高源摇头:“不是,我是觉得李大夫说的很有道理,是应当再制约一下。”
高源稍一琢磨,便加入与黄连等量的肉桂。
而后,开了两剂,嘱以第一剂二煎混合煎浓汁,频频喂服。
范教授的学生见女病人不停呕吐,他问:“真的能用中药吗?她不是已经水米不入了吗?照她这样吐,不管吃什么药进去,都会吐出来吧?”
“是啊。”一听这话,病人丈夫也紧张起来了。
吴温泉等人都看向了高源,而后都露出了笑容。
这些人笑的小伙子心里突然一咯噔,都不知道是不是自己哪里说错话了。
高源并没有多解释,只是从随身带着的针灸盒里面取出来三棱针,用酒精消毒。
吴温泉已经主动上前扶住了病人的脑袋。
李润玉让小周给病人嘴唇做一个简单的清理。
而后,高源上前让病人嘴巴张开,他以三棱针直刺病人舌下金津、玉液,血滋啦一下就冒出来了。
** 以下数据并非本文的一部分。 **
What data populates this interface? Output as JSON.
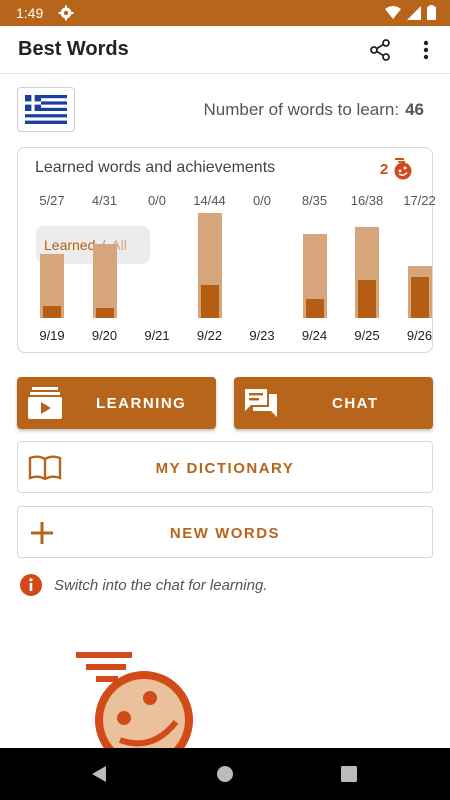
{
  "status_bar": {
    "time": "1:49"
  },
  "app_bar": {
    "title": "Best Words"
  },
  "language": {
    "flag": "greece-flag"
  },
  "words_to_learn": {
    "label": "Number of words to learn:",
    "count": "46"
  },
  "stats_card": {
    "title": "Learned words and achievements",
    "achievements_count": "2",
    "legend": {
      "learned": "Learned",
      "separator": "/",
      "all": "All"
    }
  },
  "chart_data": {
    "type": "bar",
    "categories": [
      "9/19",
      "9/20",
      "9/21",
      "9/22",
      "9/23",
      "9/24",
      "9/25",
      "9/26"
    ],
    "ratio_labels": [
      "5/27",
      "4/31",
      "0/0",
      "14/44",
      "0/0",
      "8/35",
      "16/38",
      "17/22"
    ],
    "series": [
      {
        "name": "Learned",
        "values": [
          5,
          4,
          0,
          14,
          0,
          8,
          16,
          17
        ]
      },
      {
        "name": "All",
        "values": [
          27,
          31,
          0,
          44,
          0,
          35,
          38,
          22
        ]
      }
    ],
    "colors": {
      "learned": "#b55d12",
      "all": "#d7a57c"
    },
    "ylim": [
      0,
      44
    ]
  },
  "buttons": {
    "learning": "LEARNING",
    "chat": "CHAT",
    "dictionary": "MY DICTIONARY",
    "new_words": "NEW WORDS"
  },
  "info": {
    "text": "Switch into the chat for learning."
  },
  "colors": {
    "accent": "#b8651c",
    "status_bar": "#b8651c",
    "badge": "#d04a1a"
  }
}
高源让病人侧过身子吐血,而后他又刺双手尺泽穴放血。
“又是放血。”范教授也忍不住滴咕一声。
然后两人就亲眼看见女病人随着穴位的血止,呕吐也渐渐停了下来。
范教授顿时一噎。
病人丈夫见状也大松了一口气,看了看他们,说:“还省级专家呢……”
这一下,三个省级专家都感觉被冒犯了。
高源也是苦笑。
而后,一剂少量多次服完,众人细细观察,生怕病人再度呕吐出来,她毕竟是非常严重的噤口痢,已经到水米不进的程度了。
幸好,汤药入胃,安然无恙。
众人总算松了一口气。
这也证明了高源的大补思路是正确的,不然此刻已有变故。
效不更方,续服一剂。
二剂汤药,二煎混合,分三次服,2小时一次。
至夜半子时,两剂大补之药,全部服用完。
女病人脉敛,痢止,安然入睡。
次日,病愈。
高源长舒胸中之气。
而郑正辉却冷汗淋漓,后怕连连,若他坚持昨日多加攻邪之药,怕是病人已然危险了。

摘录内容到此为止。